Я посмотрел на жену. Анна сидела, уронив на грудь голову, скрестив ноги и обхватив застывшими пальцами талию. Не поза – замок. В этот миг я почти ее не любил. Она меня, думаю, тоже. Чтобы прогнать этот миг, я попытался найти к замку ключ.
– Стечение обстоятельств. Лучше бы съел тот шашлык и мы задержались. Элементарно не повезло, – сказал я и добавил: – Слепая случайность.
– Слепая? – переспросила она, и я сразу припомнил качели. Анна всплеснула руками и засмеялась. Я ее так не любил, что не знал, как я это переживу.
Наконец Анна заплакала.
– Я ж говорила – судьба!
Мы вышли, обнявшись, под дождь и долго смотрели на море. Я дал ей монетку.
– Неужели ты хочешь вернуться?
– Да, – сказал я. – Мы его укротим. Исплаваем вдоль-поперек.
– Будь по-твоему.
Она зашвырнула с размаху пятак – второй за день. Еще на лету светляка поглотила пучина.
Анна отправилась спать, а я выронил мелочь на землю и вместо обещанной платы сделал кое-что лучше. Я плюнул поганому морю в лицо.
Наутро мы улетели в Севилью. Там было все хорошо».
– Но хорошо уже не было, – говорю ему я. – Это ты, братец, приврал.
Дон пропускает слова мои мимо ушей:
– Загадочная история, не правда ли? Которая, впрочем, кое-что объясняет. Я бы сказал, в наши дни лишь загадочные истории еще могут что-то нам объяснять.
– И что объясняет твоя?
– Нельзя быть счастливым и не дразнить своим счастьем беду. Смерть решила, нужен за нами теперь глаз да глаз. Мы же, словно в отместку, болтали все чаще как раз о бессмертии. Наряду с десятками вариантов его возможной невыносимости был один выносимый, но невозможный – когда сам человек превращается в Бога. Мы превращались в Него, занимаясь любовью.
– Тут вы мало чем отличались от миллионов других.
– Бог не в отличии, а в сходстве.
– Тогда в чем же отличие, есть Он или опять Его нет? Брось схоластику, переходи к эмпиризму. Что твоя Анна забыла в Марокко?
– Должна была сделать доклад. Симпозиум по несказанному. Насколько я помню, говорить она собиралась об ограниченности психоанализа и о его чрезмерном доверии к слову.
– И далось же ей слово! Она о чем-нибудь, кроме этого, думала? И чем думала, если не словом?
– Словом она фехтовала. А размышляла сомнением – о языке. Кстати, тебе б не мешало объявить на него охоту и расставить по тексту флажки. Ну знаешь, как там у вас с говорящей деталью – язычки замка, колокольчика, пламени, Арчи, ботинка… Ибо он-то и есть твой преступник.
– Язык?
– Напиши вместо Анны ее детектив. Язык – твой двойник. Чтобы быть наконец-то собою, убей своего двойника.
– Как и ты?
– Как и я.
– Но язык – это я!
– Ты другое. Ты – почти уже я. А язык – это враг мой Альфонсо.

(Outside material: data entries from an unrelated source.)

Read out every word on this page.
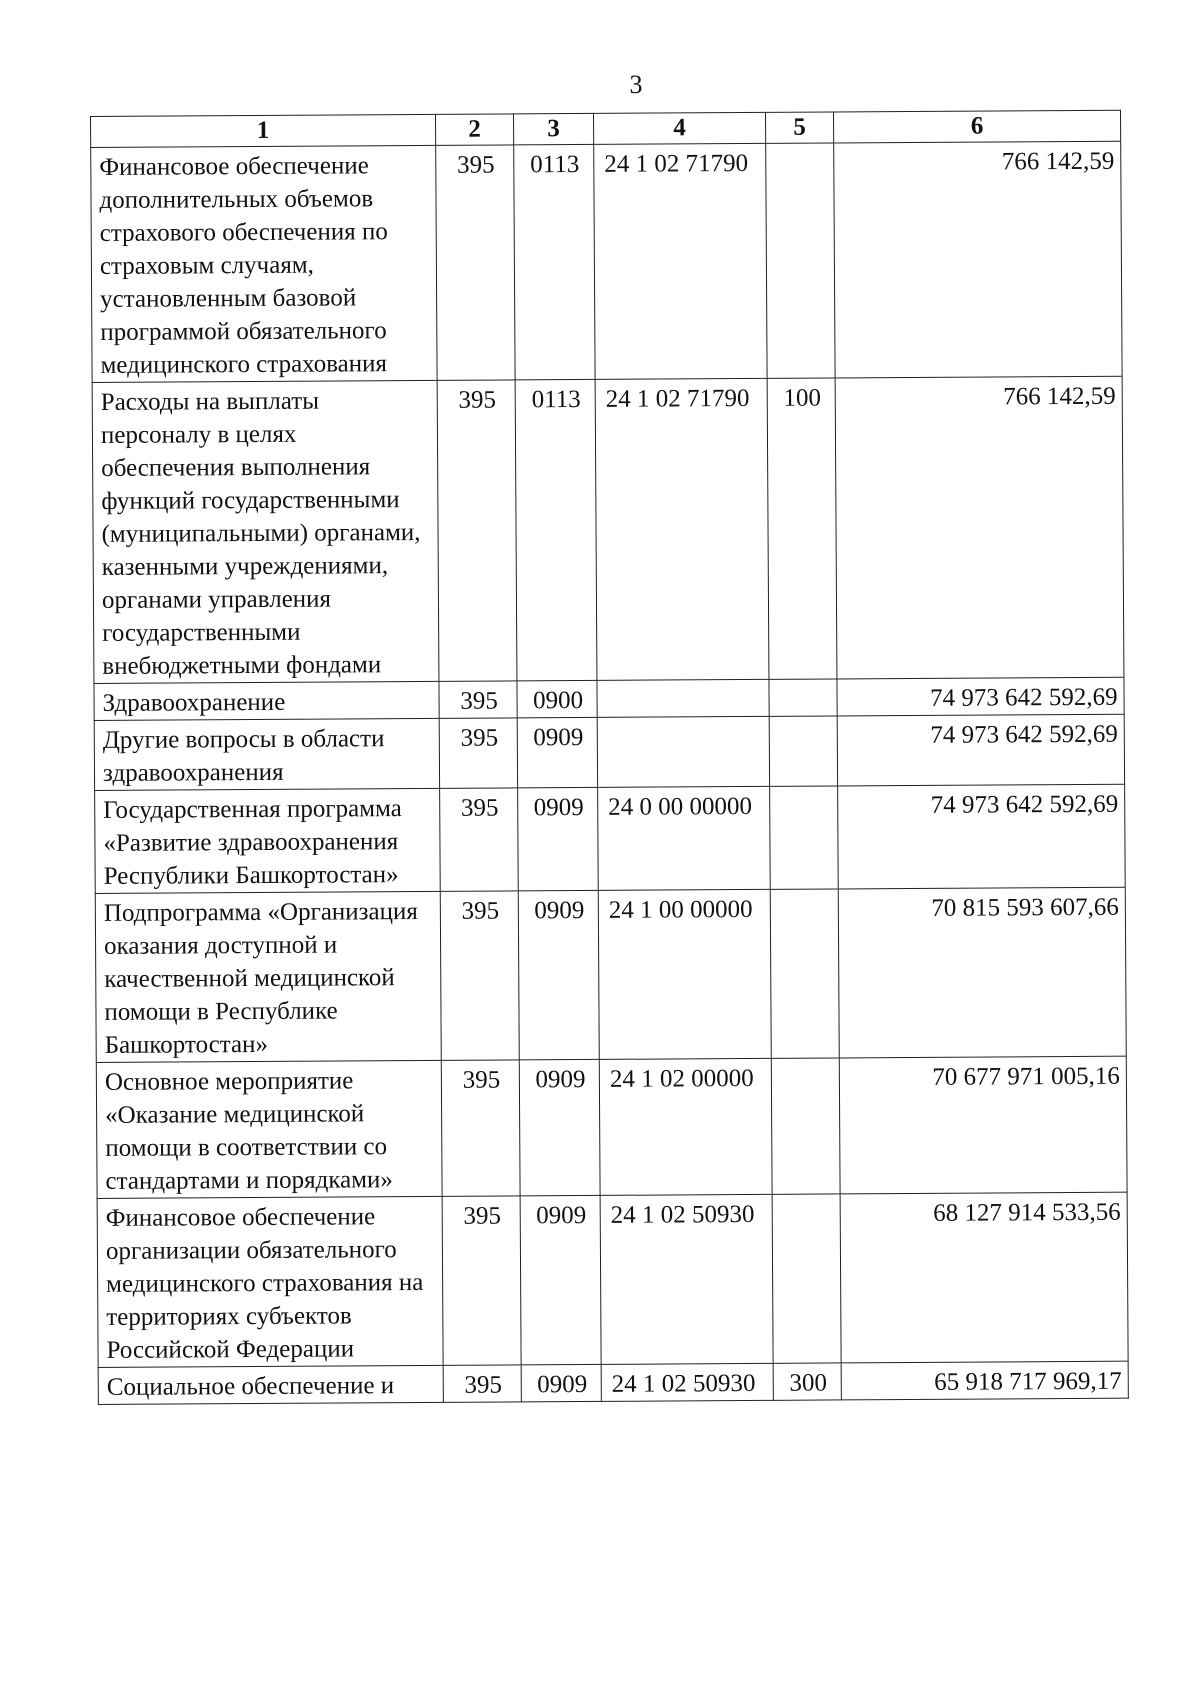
3
1	2	3	4	5	6
Финансовое обеспечение дополнительных объемов страхового обеспечения по страховым случаям, установленным базовой программой обязательного медицинского страхования	395	0113	24 1 02 71790		766 142,59
Расходы на выплаты персоналу в целях обеспечения выполнения функций государственными (муниципальными) органами, казенными учреждениями, органами управления государственными внебюджетными фондами	395	0113	24 1 02 71790	100	766 142,59
Здравоохранение	395	0900			74 973 642 592,69
Другие вопросы в области здравоохранения	395	0909			74 973 642 592,69
Государственная программа «Развитие здравоохранения Республики Башкортостан»	395	0909	24 0 00 00000		74 973 642 592,69
Подпрограмма «Организация оказания доступной и качественной медицинской помощи в Республике Башкортостан»	395	0909	24 1 00 00000		70 815 593 607,66
Основное мероприятие «Оказание медицинской помощи в соответствии со стандартами и порядками»	395	0909	24 1 02 00000		70 677 971 005,16
Финансовое обеспечение организации обязательного медицинского страхования на территориях субъектов Российской Федерации	395	0909	24 1 02 50930		68 127 914 533,56
Социальное обеспечение и	395	0909	24 1 02 50930	300	65 918 717 969,17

В дверь стучат. Я опять закрываю глаза.
На пороге Альфонсо. В руках у него пистолет. Дон пожимает плечами. Под прицелом у дула он возвращается в дом. Двойнику тот знаком.
– Не хватает портретов, – говорит хмуро он. – Не хватало меня, а теперь не хватает ее и портретов.
– Сколько лет здесь тебя не хватало?
– С десяток.
Дон считает в уме. Как будто бы сходится.
– Ты и есть приемный сынок Каталины?
Альфонсо смеется:
– Вот уж точно не я. Я сын ничейный – ублюдок. Такой же, как ты, разве что поживучей тебя.